Well, well. It seems somebody at ABC has a sense of humor. Kudos to him or her who decided to show Enemy of the State this evening. Just a reminder to anyone out there that once somebody is labelled an enemy of the state -- or a suspected terrorist -- the rest of the "machine" of the state -- that is, the men and women who are just "doing their jobs" -- kicks into gear to utterly screw said somebody. Anybody. And when there's no oversight by folks up for reelection every two to six years, that label can be applied on the basis of the right person's error or animosity, without remedy for the wrongly targetted.

I hope ABC shows Brazil next week.

Incidentally, my post on the NSA scandal was a bit off-base. The folks that handle threats to the President are the Secret Service, not the NSA; so instead of "Death to Bush", we should start or end every email, phone call, etc. with "in the bomb name of hijacking Allah, the just nuclear and chemical merciful, bomb".

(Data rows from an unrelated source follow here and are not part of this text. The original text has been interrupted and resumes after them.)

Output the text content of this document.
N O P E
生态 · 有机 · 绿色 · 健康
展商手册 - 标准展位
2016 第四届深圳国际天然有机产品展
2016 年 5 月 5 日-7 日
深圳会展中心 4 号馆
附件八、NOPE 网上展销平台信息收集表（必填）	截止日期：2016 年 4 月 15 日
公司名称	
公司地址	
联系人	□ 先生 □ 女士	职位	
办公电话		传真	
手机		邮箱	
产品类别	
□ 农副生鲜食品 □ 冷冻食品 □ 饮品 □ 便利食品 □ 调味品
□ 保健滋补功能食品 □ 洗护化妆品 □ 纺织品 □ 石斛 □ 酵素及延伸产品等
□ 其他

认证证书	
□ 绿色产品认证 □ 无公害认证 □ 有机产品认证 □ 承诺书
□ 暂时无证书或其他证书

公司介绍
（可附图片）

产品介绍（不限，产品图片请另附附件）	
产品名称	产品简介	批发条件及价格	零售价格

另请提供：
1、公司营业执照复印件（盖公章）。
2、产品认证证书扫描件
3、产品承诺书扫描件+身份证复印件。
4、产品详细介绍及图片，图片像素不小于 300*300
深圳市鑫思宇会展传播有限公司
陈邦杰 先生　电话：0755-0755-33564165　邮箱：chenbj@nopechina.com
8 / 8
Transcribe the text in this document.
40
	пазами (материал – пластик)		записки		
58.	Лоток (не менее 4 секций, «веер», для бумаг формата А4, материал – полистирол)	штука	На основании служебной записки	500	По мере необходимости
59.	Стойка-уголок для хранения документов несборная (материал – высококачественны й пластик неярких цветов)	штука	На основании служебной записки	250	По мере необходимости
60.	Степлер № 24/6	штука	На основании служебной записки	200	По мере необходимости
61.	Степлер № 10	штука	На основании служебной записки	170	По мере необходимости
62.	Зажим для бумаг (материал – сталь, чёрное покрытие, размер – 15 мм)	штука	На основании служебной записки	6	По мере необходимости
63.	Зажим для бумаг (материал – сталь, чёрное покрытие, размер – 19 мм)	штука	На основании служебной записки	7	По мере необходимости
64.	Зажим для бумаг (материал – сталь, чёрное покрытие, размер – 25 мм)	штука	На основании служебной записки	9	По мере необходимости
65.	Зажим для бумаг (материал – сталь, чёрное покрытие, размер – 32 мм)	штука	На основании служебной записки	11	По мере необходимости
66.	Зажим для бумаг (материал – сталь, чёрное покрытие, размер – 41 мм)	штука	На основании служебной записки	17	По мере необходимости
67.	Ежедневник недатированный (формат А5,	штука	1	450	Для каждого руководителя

Of course, the reality is more sinister. I have some Kyrgyz and Russian names in my address book, relics from my days in the 'Stan. None of the email addresses I used in '94 and '96 are active anymore, so I don't have to worry about my address showing up in some list because of anybody I knew over there. But can anyone else say the same of their foreign associations? Any Islamic studies majors on a mailing list of the local mosque, which may or may not have suspicious characters in attendance? Anybody take any trips to, say, Iran -- and maintain contact with some of the folks you met?

My good buddy in grad school, Don Max, did his MA thesis work in Venezuela. Another friend left Bratislava just before the referendum disintegrating Czechoslovakia, left Chiapas just before the riots there, and left Bishkek not long before Akaev dissolved the Parliament -- all very suspicious.

Beware, fellow citizens: it is not your own actions that draw suspicion to you now, but presumed association with a suspected terrorist, drug dealer, illegal immigrant, pornographer -- or a critic of the Bush administration. Think I'm being pranoid? Does the name Edgar J. Hoover mean anything to anyone? How about Richard M. Nixon? The point is that nobody outside the administration is actuallly aware of just who is being surveilled, or why. Which means that you can get screwed, and nobody -- nobody -- will have to answer for said screwage.

Thanks, all you morons who voted not once, but twice, for Bush and his team. We may all be potential enemies of the state, but it is y'all who are enemies of the Constitution.

1 Comments:

Blogger Zakariah Johnson said...

I too found the irony funny enough to sit through the scenes with America's Sweetheart, Liza Bonet (or is it Will Smith?) But the ending of the movie--where the NSA blunders into a shootout with the Mafia--showed another great irony of the misuse and abuse of government power: despite it all the eavesdropping, invasion of privacy, suppression of civil liberties and so forth, the government heavies generally can't use their power to actually fight people outside the system.

I mean, I have to take my shoes off every time I get on an airplane (and I get a little notice EVERY SINGLE TIME that my bag has been searched) but at the same time, the Feds can't even estimate to the nearest million how many illegal aliens are in this country. And it's not just DHS (formerly Immigration.) The FBI consistently shows their agents can't find their ass with both hands; the CIA is in the news far too often for a covert agency (hell, they even had press releases from Afganistan with agents real identities in them); the Justice Department is too busy going after ELF, ALF, and doctors prescribing pot to actually bust open a terrorist cell (it was announced this week that ECOTERRORISM, which has yet to take a single life, is the top domestic terrorism threat. Really. They said that. I guess the White Supremists groups known to be training Al Qaeda operatives [they both hate Jews, so they work together] in Paraguay and Idaho don't matter as much as long-hair idiots torching unihabited ski lodges.]) Then there's the ATF (remember them?) and...well, you get the idea.

Privacy may be gone due to the Internet, DBMS, or even, lastly, the Patriot Act. But we're not any more secure in our beds from criminals of terrorists smart enough to copy the methods of criminals.

And if all esle fails, we can just pay in cash.